San Francisco during the 80s of the last century. Virginal high school girl Natalie (Leilani Sarelle) is the only survivor when a group of monsters, mutants or whatever they are supposed to be we must assume to be the "neon maniacs" of the film's title attack her nightly birthday night bash in Golden Gate Park. Since the bodies of her friends disappear - something the police only make sure of by an actual search the next morning - the cops don't believe a single word Natalie said about being attacked by monsters; clearly, it's all a high school prank. A prank that makes Natalie pretty unpopular with the relatives of her friends.
As if social ostracism weren't bad enough, the neon maniacs have developed a liking to Natalie, and begin to terrorize and try to kill her wherever she goes at night. Fortunately for her, Steve (Clyde Hayes), a guy who always had a crush on her, and horror loving kid Paula (Donna Locke), learn to believe in the neon maniacs too, and help her out. Eventually, Paula realizes that the monsters live inside the Golden Gate Bridge (one assumes the only feature of San Francisco writer Mark Patrick Carducci had heard of, seeing as he even misses out on including a cable car or a drag queen) and are lethally allergic to water. But will squirt guns be enough when the creatures attack our heroes' school's battle of the (horrible) bands?

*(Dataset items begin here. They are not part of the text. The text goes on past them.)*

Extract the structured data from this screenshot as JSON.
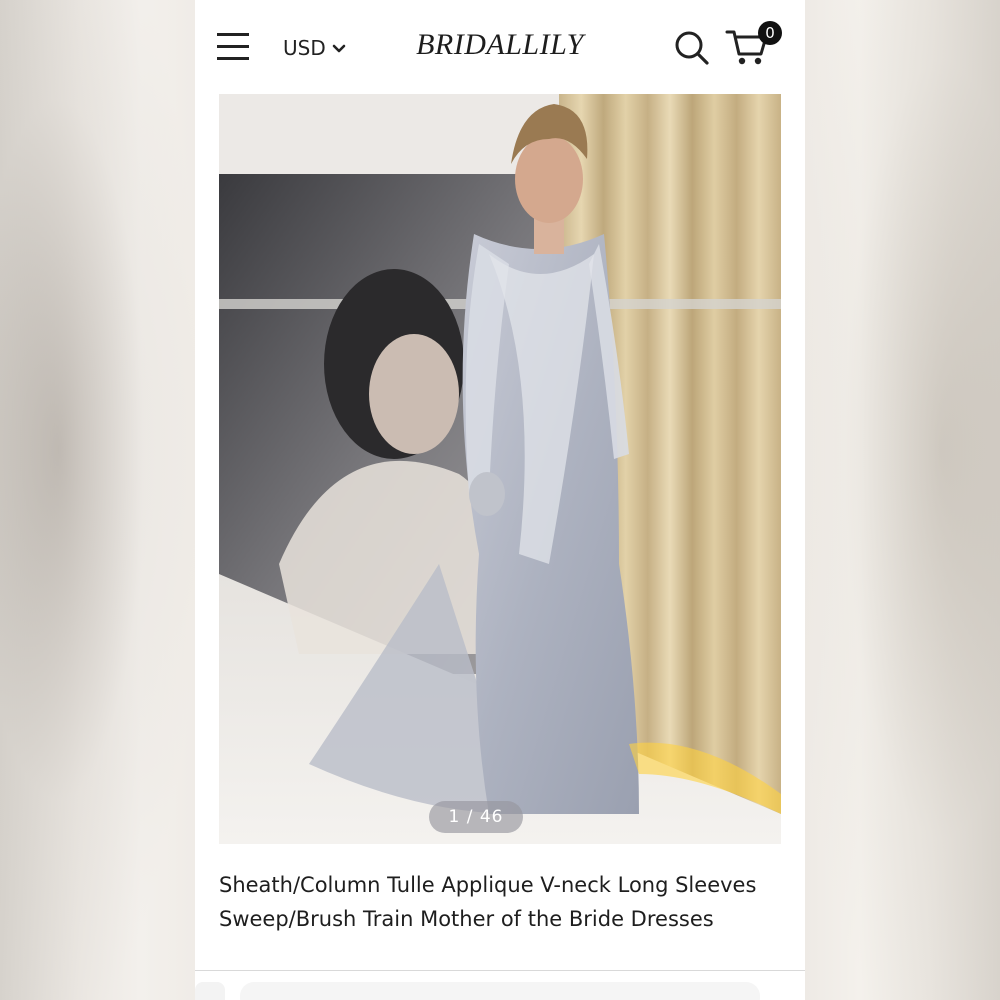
{
  "header": {
    "currency": "USD",
    "logo": "BRIDALLILY",
    "cart_count": "0"
  },
  "icons": {
    "menu": "hamburger-icon",
    "currency_dropdown": "chevron-down-icon",
    "search": "search-icon",
    "cart": "cart-icon"
  },
  "gallery": {
    "counter": "1 / 46",
    "current_index": 1,
    "total": 46
  },
  "product": {
    "title": "Sheath/Column Tulle Applique V-neck Long Sleeves Sweep/Brush Train Mother of the Bride Dresses"
  },
  "colors": {
    "text": "#1e1e1e",
    "badge_bg": "#111111",
    "counter_bg": "#96969e"
  }
}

I suspect that if you could distil the 80s teen horror movie to its purest form, Joseph Mangine's Neon Maniacs would be the result of your experiment. It's all teens (and "teens") in horrifying fashion, synth noodling on the soundtrack, light gore, dumb yet somewhat fun monsters and a plot that doesn't hold up even to the idea of logical scrutiny. It's also a fun enough film if you're in the mood for a horror movie that's as disposable as junk food.
Of course, the main reason to talk about a film like this is to wallow in its moments of perfect ridiculousness. Personally, I find it difficult not to be fond of a work that does make no attempt whatsoever to explain the existence of its monsters or give them any kind of motivation. Instead of that intellectual stuff Neon Maniacs puts the only bit of thought it is capable of into turning the (possibly) titular monsters into some sort of monster village people: one of them is dressed like a biker, another one like a surgeon; there are a soldier, an Indian and a monkey guy, too, of course, as well as a totally incongruous wee cyclops lizard thing. Other highlights include a police force so bad they don't even know that if you search a room full of vehicles, you need to search the inside of the vehicles themselves before you can declare the room monster free; let's not even talk about the whole "oh, somebody says half a dozen people have been murdered in the park, let's search it some time next morning after some useful rain will have washed away all clues except for some slime" business.
Then there's a trio of heroes who think it's a good idea to go to a battle of the bands while they are being hunted by monsters, as long as they provide as many people as possible with squirt guns, becoming responsible for the death of at least a dozen people in the process. Oops.
However, one thing about Neon Maniacs at least is utterly logical: the film's conviction that a horror movie loving kid is the most effective monster destroying force in the known universe. That this particular horror movie loving kid is a girl is worthy of a certain amount of praise, and comes as a bit of a surprise in a film as addle-brained as this one.